Aliás, a incursão nas artes por homens e mulheres originários das ciências não constitui fenómeno raro nem significa que o façam com menos afinco ou destreza. Estranho, parece-me, é o autismo assumido de alguns que não só admitem nada saber de certa área como se orgulham de nada querer saber. Ou então, referindo-se às artes, assumem-nas como mero entretenimento para ocupar o tempo e não como uma forma de enriquecimento.

A cada um as suas escolhas, porém uma separação tão demarcada afigura-se-me não só indesejável como prejudicial. Quem se restringe a uma realidade de contornos estritamente definidos, não se limita apenas enquanto indivíduo. Revela-se um profissional incapaz de interagir com outras profissões e promove uma sociedade de ilhas. Não ilhas desertas, habitadas por um único náufrago perdido, mas ainda assim lugares solitários e tendencialmente monótonos.

Nunca como hoje tivemos especialistas tão especializados neste ou naquele assunto específico, o que tem permitido avanços significativos no conhecimento das sub-áreas em causa. Contudo, conhecer as partes sem as conseguir perceber no todo é pouco relevante. Uma sociedade em que cada um fala para seu lado está a correr para o caos e a total confusão; um discurso de tolos.

O mundo revelou-se mais vasto do que prevíamos, mais múltiplo do que imaginávamos. Não há uma verdade, mas várias. O centro está em todo o lado. O conhecimento total, a compreensão absoluta, essa demanda que com a inocência dos dez anos me decidi a tentar, é impossível ao indivíduo e improvável para a sociedade.
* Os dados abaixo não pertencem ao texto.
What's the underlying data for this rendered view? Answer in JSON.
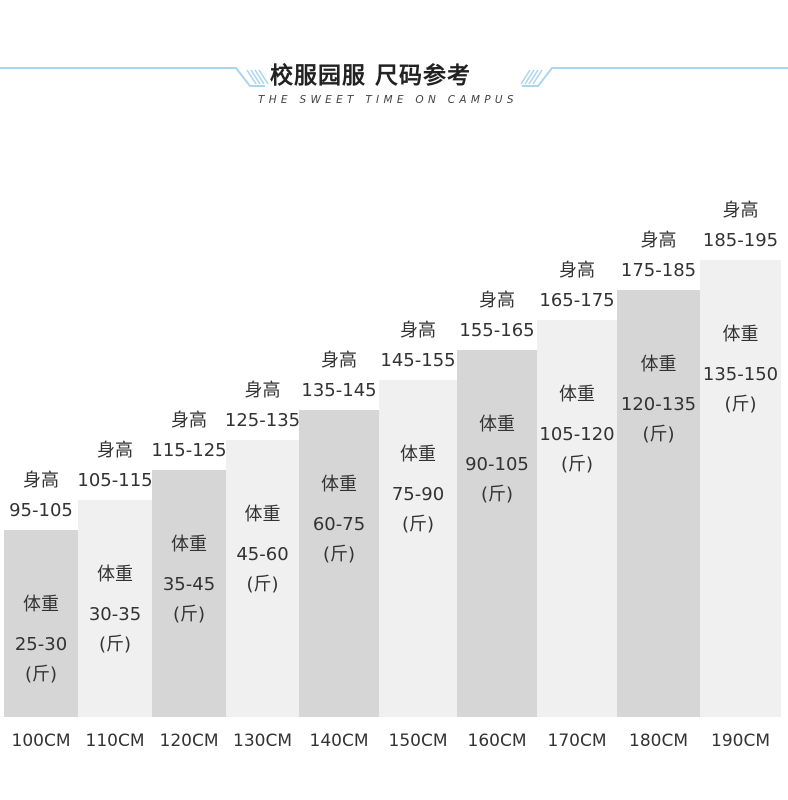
{
  "header": {
    "title_cn": "校服园服 尺码参考",
    "title_en": "THE SWEET TIME ON CAMPUS",
    "line_color": "#a9d5ee"
  },
  "chart_data": {
    "type": "bar",
    "categories": [
      "100CM",
      "110CM",
      "120CM",
      "130CM",
      "140CM",
      "150CM",
      "160CM",
      "170CM",
      "180CM",
      "190CM"
    ],
    "series": [
      {
        "name": "身高",
        "values": [
          "95-105",
          "105-115",
          "115-125",
          "125-135",
          "135-145",
          "145-155",
          "155-165",
          "165-175",
          "175-185",
          "185-195"
        ]
      },
      {
        "name": "体重",
        "values": [
          "25-30",
          "30-35",
          "35-45",
          "45-60",
          "60-75",
          "75-90",
          "90-105",
          "105-120",
          "120-135",
          "135-150"
        ]
      }
    ],
    "height_label": "身高",
    "weight_label": "体重",
    "weight_unit": "(斤)",
    "heights_steps": [
      1,
      2,
      3,
      4,
      5,
      6,
      7,
      8,
      9,
      10
    ],
    "colors": {
      "dark": "#d6d6d6",
      "light": "#f0f0f0"
    }
  }
}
Quem pretende saber tudo acaba a saber nada, um homem dos sete instrumentos que os toca a todos e de nenhum extrai música, apenas ruído e umas arranhadelas harmónicas.

Tem de se escolher, sem dúvida, mas não desprezar, não anular conscientemente. Os sábios encerrados em torres de marfim desapareceram, pertencem a um passado em que a realidade e o mundo pareciam mais simples, mais fáceis de abranger. Hoje os sábios conversam para minorar a ignorância. Necessitamos de diálogo e interacção entre pessoas, entre áreas.

Duvido muito que a literatura descubra a cura do cancro de pulmão, ou que a ciência identifique os genes responsáveis pelo conjunto de idiossincrasias e atitudes que formam cada eu. Contudo, enquanto sociedade, enquanto individualidades, precisamos de ambas. Quando a ciência avança e entende melhor o que somos e o mundo em que somos, cria o potencial de uma vida mais plena, mais equilibrada e menos receosa de um fim promovido por bactérias, vírus, doenças degenerativas ou maleitas de outros tipos e actuações. A arte rodeia-nos do que fomos, somos e talvez seremos, mostra-nos possíveis respostas e inunda-nos de perguntas, faz-nos avançar, rasga feridas na ignorância e convida à percepção.

Porque havemos de dizer disto sim daquilo não? Quem propositadamente se recusaria a ouvir uma única música que fosse? Do mesmo modo, porque dizer nunca irei a uma exposição, nunca lerei um livro, nunca dançarei, nunca farei um bolo, nunca saberei um mínimo de economia, nunca me interessarei por ciência, nem sequer pelos seus meandros mais básicos? Queremos mesmo ser deliberadamente ignorantes?

Em vez de excluir, experimentemos. Exista-se um pouco melhor entre a multiplicidade.